A non-rigorous argument follows:

1. If the language L can parse itself, it can break down any program into
L primitives.

2. L can implement L primitives.

3. So L can implement any program in L, thus it can describe L given a suitable
parser program.

This is defining L in terms of implementation, not a theoretical description.

As C can parse itself (evidence - cc) I reckon there's a good case that it
can describe itself. The 'trojan horse' compiler mentioned above may be
able to implement 'trojan horse' C, but not C.
       -Adam.

/* If at first it don't compile, kludge, kludge again.*/

biep@cs.vu.nl (J. A. "Biep" Durieux) (05/13/87)

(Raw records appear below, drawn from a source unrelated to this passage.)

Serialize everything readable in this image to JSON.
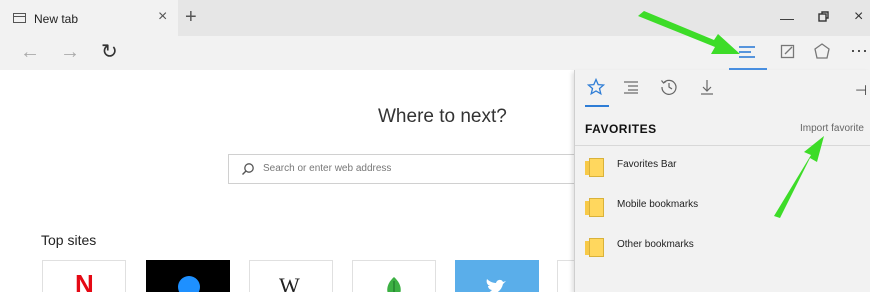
{
  "tab": {
    "title": "New tab",
    "close": "×",
    "new": "+"
  },
  "window": {
    "minimize": "—",
    "restore": "▫",
    "close": "×"
  },
  "nav": {
    "back": "←",
    "forward": "→",
    "refresh": "↻",
    "more": "···"
  },
  "page": {
    "headline": "Where to next?",
    "search_placeholder": "Search or enter web address",
    "top_sites_title": "Top sites",
    "top_sites": [
      "N",
      "",
      "W",
      "",
      "",
      ""
    ]
  },
  "hub": {
    "tabs": [
      "favorites-icon",
      "reading-list-icon",
      "history-icon",
      "downloads-icon"
    ],
    "section_title": "FAVORITES",
    "import_label": "Import favorite",
    "items": [
      "Favorites Bar",
      "Mobile bookmarks",
      "Other bookmarks"
    ]
  },
  "colors": {
    "accent": "#2e7dd6",
    "arrow": "#3ddc28",
    "folder": "#ffd75e"
  }
}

In article <1286@arthur.cs.purdue.edu>, sjc@arthur.cs.purdue.edu (Steve Chapin) writes:
> ... C compilers ...

In article <764@mcgill-vision.UUCP> mouse@mcgill-vision.UUCP (der Mouse) writes:
> ... C compilers ...

Shouldn't this whole discussion become a lot more useful if we started to
talk about (metacircular) interpreters instead of compilers to any non-C
goal language?

<The other possibility would be a C-to-C compiler, of course :-) >


-- 
						Biep.  (biep@cs.vu.nl via mcvax)
When a doctor doctors a doctor, does the doctoring doctor doctor the doc-
tored doctor with the doctoring doctor's doctrine,  or does the doctoring
doctor doctor  the doctored doctor  with the doctored doctor's  doctrine?